Il y a un peu plus de 4 ans, David et Robert Maynor s’offraient un émetteur-récepteur logiciel (SDR) et entamaient un long travail de fuzzing dans le domaine du sans-fil. Rien n’est gratuit. Car contrairement à une faille Heartbleed qui ne parvient à émouvoir qu’un tout petit cénacle de spécialistes du chiffrement, les hacks radio « parlent » aux oreilles de la presse, et touchent notamment la dernière marotte des politiques en mal de popularité : l’internet des objets. Et c’est donc sur le thèmes « objets interconnectés, avez-vous donc une RAM que je puisse exploiter » que Bob Graham s’interroge sur la divulgation (ou non) d’un exploit radio visant les stimulateurs cardiaques, alias pacemakers. Et de décrire par le menu ce drame cornélien du chercheur qui trouve, et dont la découverte (ou plus exactement la publication de sa découverte) pourrait avoir pour conséquence extrême la mort de porteurs de ce genre d’appareil.

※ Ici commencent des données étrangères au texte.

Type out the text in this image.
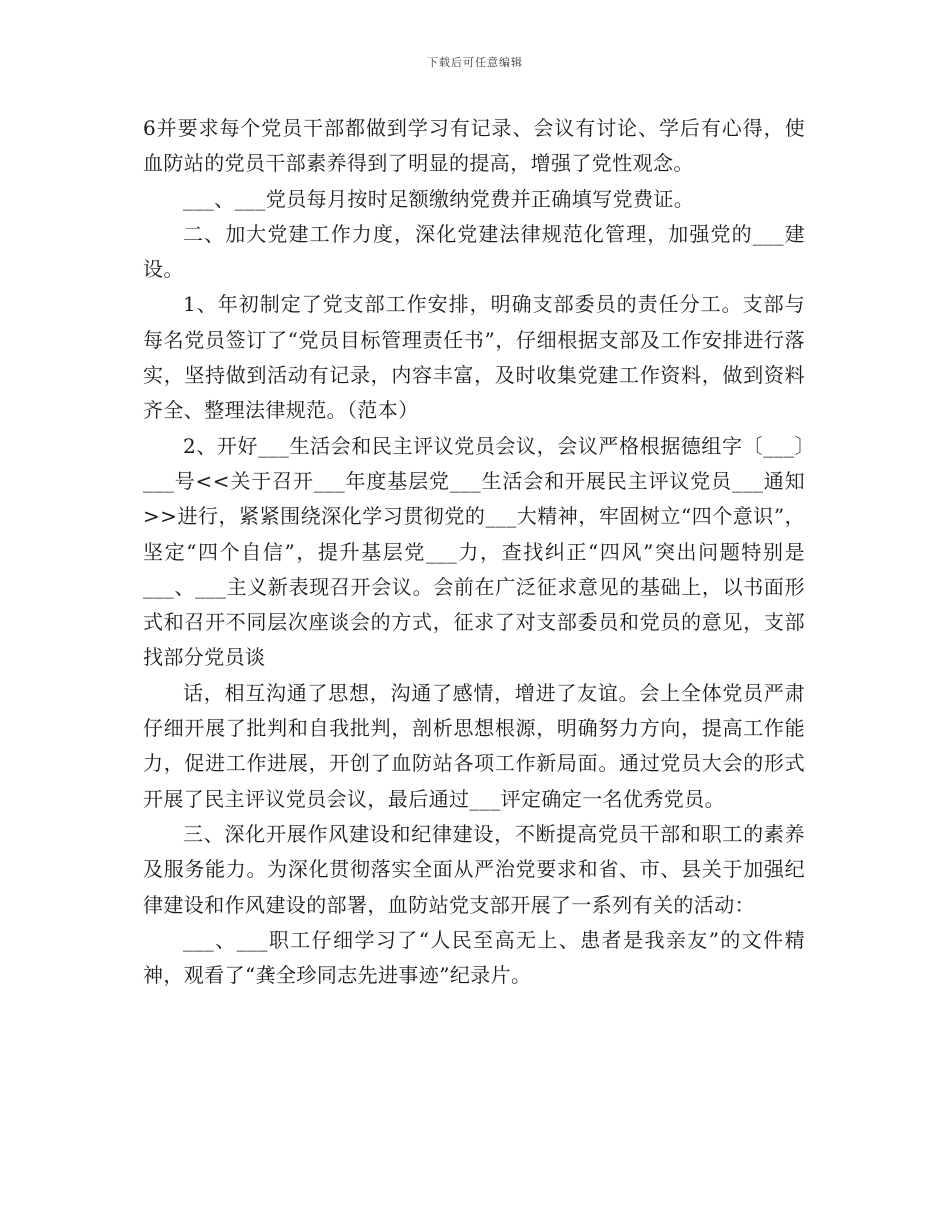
下载后可任意编辑

6并要求每个党员干部都做到学习有记录、会议有讨论、学后有心得，使血防站的党员干部素养得到了明显的提高，增强了党性观念。

___、___党员每月按时足额缴纳党费并正确填写党费证。

二、加大党建工作力度，深化党建法律规范化管理，加强党的___建设。

1、年初制定了党支部工作安排，明确支部委员的责任分工。支部与每名党员签订了“党员目标管理责任书”，仔细根据支部及工作安排进行落实，坚持做到活动有记录，内容丰富，及时收集党建工作资料，做到资料齐全、整理法律规范。（范本）

2、开好___生活会和民主评议党员会议，会议严格根据德组字〔___〕___号<<关于召开___年度基层党___生活会和开展民主评议党员___通知>>进行，紧紧围绕深化学习贯彻党的___大精神，牢固树立“四个意识”，坚定“四个自信”，提升基层党___力，查找纠正“四风”突出问题特别是___、___主义新表现召开会议。会前在广泛征求意见的基础上，以书面形式和召开不同层次座谈会的方式，征求了对支部委员和党员的意见，支部找部分党员谈

话，相互沟通了思想，沟通了感情，增进了友谊。会上全体党员严肃仔细开展了批判和自我批判，剖析思想根源，明确努力方向，提高工作能力，促进工作进展，开创了血防站各项工作新局面。通过党员大会的形式开展了民主评议党员会议，最后通过___评定确定一名优秀党员。

三、深化开展作风建设和纪律建设，不断提高党员干部和职工的素养及服务能力。为深化贯彻落实全面从严治党要求和省、市、县关于加强纪律建设和作风建设的部署，血防站党支部开展了一系列有关的活动：

___、___职工仔细学习了“人民至高无上、患者是我亲友”的文件精神，观看了“龚全珍同志先进事迹”纪录片。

Outre le fait que ce genre de travaux s’opère généralement « en chambre », avec des niveaux de puissance ridicules, des distances de liaison se comptant en décimètres, et une totale absence de tests « grandeur réelle » en milieu urbain perturbé et à grande puissance/distance, on peut se demander si ce genre d’introspection blogo-sécuritaire ne frise pas la provocation. Certes, le domaine médical, à l’instar du secteur de l’automatisme industriel, a vécu, des années durant, avec l’absolue certitude que les techniques touchant à la radioélectricité relevaient de la sorcellerie et de la haute technologie, « inaccessible au commun des mortels ». Une forme de sécurité par l’obscurantisme en quelques sortes. Mais pour ce qui concerne le choix éthique du chercheur (dois-je ou ne dois-je pas communiquer le résultat de mes recherches à l’occasion d’une conférence technique telle que la DefCon), la question peut-elle sérieusement se poser ? Pour quelle raison existerait-il deux poids, deux mesures, entre le monde logiciel et le monde médical ? Le « full disclosure » raisonné, avec communication préalable auprès des éditeurs, correction des bugs puis divulgation après un laps de temps nécessaire au déploiement de correctifs est devenu une quasi-norme de nos jours. Tout comme est devenue une quasi-habitude le fait de rémunérer correctement les chercheurs ayant fait l’effort de découvrir et d’analyser une faille de sécurité. Que la cible soit un instrument médical ne change rien à l’affaire. A moins… à moins que cette industrie n’ait pas coutume de raisonner en termes de « fenêtre de vulnérabilité », de « calendrier de correction », de « campagne de déploiement de correctifs »… ou de barème publié de « bug bounty ».
Et c’est peut-être là le principal iatus.
Lorsqu’en 2009 Alex Sotirov, Dino Dai Zovi et Charlie Miller ont, à l’occasion de CanSecWest, entamé leur campagne « no more free bugs », ils s’adressaient à une profession d’éditeurs directement impliquée dans le développement de logiciels et firmwares. Langage d’informaticiens pour des informaticiens. Aujourd’hui, ce discours peut-il être entendu par les industries de l’automatisme, du contrôle de processus, de l’équipement médical, des équipementiers de la grande distribution, des secteurs financiers, automobiles, aéronautiques ? … Bref, de tous ceux qui, sans appartenir au monde du développement logiciel, développent leurs propres programmes ? Et lesdits industriels seront-ils enclins à récompenser ces chercheurs en cas de découverte d’un bug majeur, sans considérer ladite recherche comme une tentative de racket ?
La véritable question que pose Robert Maynor va bien au-delà du simple problème du full disclosure or not full disclosure. Elle interroge l’ensemble des secteurs d’activités qui, par un biais ou par un autre, ont numérisé leurs outils et applications, et n’ont pas toujours pris en compte la dimension infosec. Ni budgétisé les coûts induits… remerciements aux chercheurs y compris. Un « à votre bon cœur » qui s’annonce avec un hack de pacemaker, voilà qui atteint des sommets lacaniens.